NanoMVG: USV-Centric Low-Power Multi-Task Visual Grounding based on Prompt-Guided Camera and 4D mmWave Radar
Runwei Guan, Jianan Liu, Liye Jia, Haocheng Zhao, Shanliang Yao, Xiaohui Zhu, Ka Lok Man, Eng Gee Lim, Jeremy Smith, Yutao Yue
TL;DR
This work tackles the need for low-power, on-device visual grounding for USVs by integrating camera and 4D radar inputs under natural-language prompts. It introduces NanoMVG, a one-stage, multi-task model that performs both REC and RES with a lightweight Triplet-Modal Dynamic Fusion (TMDF) and an Edge-Neighbour Mixture-of-Expert (EN-MoE) to efficiently fuse modalities and allocate features for detection and segmentation. Training uses a joint loss with uncertainty weighting and specialized REC/RES heads, achieving state-of-the-art balance between accuracy and power on WaterVG, while maintaining real-time inference on embedded hardware.

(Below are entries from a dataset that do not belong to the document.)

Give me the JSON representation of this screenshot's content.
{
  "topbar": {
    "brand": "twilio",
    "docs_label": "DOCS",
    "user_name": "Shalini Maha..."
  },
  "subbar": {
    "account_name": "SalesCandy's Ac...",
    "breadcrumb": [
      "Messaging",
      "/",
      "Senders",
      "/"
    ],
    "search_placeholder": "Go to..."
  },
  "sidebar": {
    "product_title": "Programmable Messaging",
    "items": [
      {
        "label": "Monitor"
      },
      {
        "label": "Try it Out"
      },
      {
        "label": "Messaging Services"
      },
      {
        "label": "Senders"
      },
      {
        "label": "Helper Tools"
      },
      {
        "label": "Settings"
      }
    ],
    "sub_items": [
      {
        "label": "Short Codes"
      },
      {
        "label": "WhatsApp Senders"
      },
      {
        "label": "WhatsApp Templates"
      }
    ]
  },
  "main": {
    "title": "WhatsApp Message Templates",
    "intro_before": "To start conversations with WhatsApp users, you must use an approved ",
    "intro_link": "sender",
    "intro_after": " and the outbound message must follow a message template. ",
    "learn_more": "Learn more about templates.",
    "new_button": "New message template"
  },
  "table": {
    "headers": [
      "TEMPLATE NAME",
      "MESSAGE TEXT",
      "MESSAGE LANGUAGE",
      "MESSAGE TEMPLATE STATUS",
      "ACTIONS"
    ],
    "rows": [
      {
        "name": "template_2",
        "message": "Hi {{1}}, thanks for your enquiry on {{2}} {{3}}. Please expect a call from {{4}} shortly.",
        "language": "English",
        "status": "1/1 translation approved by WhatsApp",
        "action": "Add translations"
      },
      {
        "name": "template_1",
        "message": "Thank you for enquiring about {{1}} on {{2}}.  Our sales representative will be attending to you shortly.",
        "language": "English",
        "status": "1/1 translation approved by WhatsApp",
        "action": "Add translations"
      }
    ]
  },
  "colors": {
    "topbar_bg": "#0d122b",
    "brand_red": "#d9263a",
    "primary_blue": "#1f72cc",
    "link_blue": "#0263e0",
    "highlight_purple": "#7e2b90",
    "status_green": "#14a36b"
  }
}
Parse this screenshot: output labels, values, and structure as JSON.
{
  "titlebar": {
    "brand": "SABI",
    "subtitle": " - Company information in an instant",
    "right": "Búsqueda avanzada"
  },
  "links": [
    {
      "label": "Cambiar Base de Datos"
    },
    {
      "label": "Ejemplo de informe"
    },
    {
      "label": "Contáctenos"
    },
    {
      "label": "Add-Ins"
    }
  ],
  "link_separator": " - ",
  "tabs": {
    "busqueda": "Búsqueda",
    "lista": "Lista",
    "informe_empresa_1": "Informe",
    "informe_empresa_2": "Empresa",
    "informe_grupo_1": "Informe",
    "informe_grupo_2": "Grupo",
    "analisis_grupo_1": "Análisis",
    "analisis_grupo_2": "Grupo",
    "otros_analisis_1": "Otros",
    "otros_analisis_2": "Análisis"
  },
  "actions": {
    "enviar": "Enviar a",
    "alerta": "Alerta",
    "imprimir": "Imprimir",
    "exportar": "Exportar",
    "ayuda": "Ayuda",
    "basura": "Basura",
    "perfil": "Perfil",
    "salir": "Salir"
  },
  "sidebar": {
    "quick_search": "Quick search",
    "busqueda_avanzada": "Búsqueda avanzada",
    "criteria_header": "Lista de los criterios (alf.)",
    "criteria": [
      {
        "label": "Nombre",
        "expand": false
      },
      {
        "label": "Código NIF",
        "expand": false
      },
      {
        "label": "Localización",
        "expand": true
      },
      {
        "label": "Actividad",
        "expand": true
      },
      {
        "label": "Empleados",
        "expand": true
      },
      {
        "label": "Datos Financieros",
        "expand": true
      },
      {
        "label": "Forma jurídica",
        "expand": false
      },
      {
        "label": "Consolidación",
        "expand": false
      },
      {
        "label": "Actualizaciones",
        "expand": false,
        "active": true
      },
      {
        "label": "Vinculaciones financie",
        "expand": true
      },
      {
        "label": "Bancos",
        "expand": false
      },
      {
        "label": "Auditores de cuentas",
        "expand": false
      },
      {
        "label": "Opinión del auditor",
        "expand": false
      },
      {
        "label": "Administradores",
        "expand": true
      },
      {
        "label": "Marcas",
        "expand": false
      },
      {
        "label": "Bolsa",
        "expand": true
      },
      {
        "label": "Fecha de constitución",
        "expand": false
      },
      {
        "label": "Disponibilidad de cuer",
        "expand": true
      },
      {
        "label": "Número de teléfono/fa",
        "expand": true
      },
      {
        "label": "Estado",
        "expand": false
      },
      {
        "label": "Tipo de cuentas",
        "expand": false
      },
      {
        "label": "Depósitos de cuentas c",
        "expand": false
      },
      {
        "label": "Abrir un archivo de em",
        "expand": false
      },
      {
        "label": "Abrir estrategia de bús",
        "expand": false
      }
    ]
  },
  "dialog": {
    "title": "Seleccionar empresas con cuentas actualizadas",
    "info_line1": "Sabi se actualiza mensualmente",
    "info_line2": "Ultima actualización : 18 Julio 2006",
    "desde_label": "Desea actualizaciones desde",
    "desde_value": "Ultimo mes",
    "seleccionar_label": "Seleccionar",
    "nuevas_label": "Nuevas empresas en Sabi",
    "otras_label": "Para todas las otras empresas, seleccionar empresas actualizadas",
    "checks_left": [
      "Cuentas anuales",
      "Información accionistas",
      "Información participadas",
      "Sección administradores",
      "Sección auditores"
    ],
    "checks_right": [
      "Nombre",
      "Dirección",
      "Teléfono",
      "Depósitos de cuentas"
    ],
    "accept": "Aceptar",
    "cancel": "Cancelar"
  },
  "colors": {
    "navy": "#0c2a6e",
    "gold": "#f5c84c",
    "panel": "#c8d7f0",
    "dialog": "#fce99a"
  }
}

The approach demonstrates strong generalization to standard grounding benchmarks and offers practical impact for persistent, privacy-conscious waterway monitoring on USVs.
Abstract
Recently, visual grounding and multi-sensors setting have been incorporated into perception system for terrestrial autonomous driving systems and Unmanned Surface Vehicles (USVs), yet the high complexity of modern learning-based visual grounding model using multi-sensors prevents such model to be deployed on USVs in the real-life. To this end, we design a low-power multi-task model named NanoMVG for waterway embodied perception, guiding both camera and 4D millimeter-wave radar to locate specific object(s) through natural language. NanoMVG can perform both box-level and mask-level visual grounding tasks simultaneously. Compared to other visual grounding models, NanoMVG achieves highly competitive performance on the WaterVG dataset, particularly in harsh environments and boasts ultra-low power consumption for long endurance.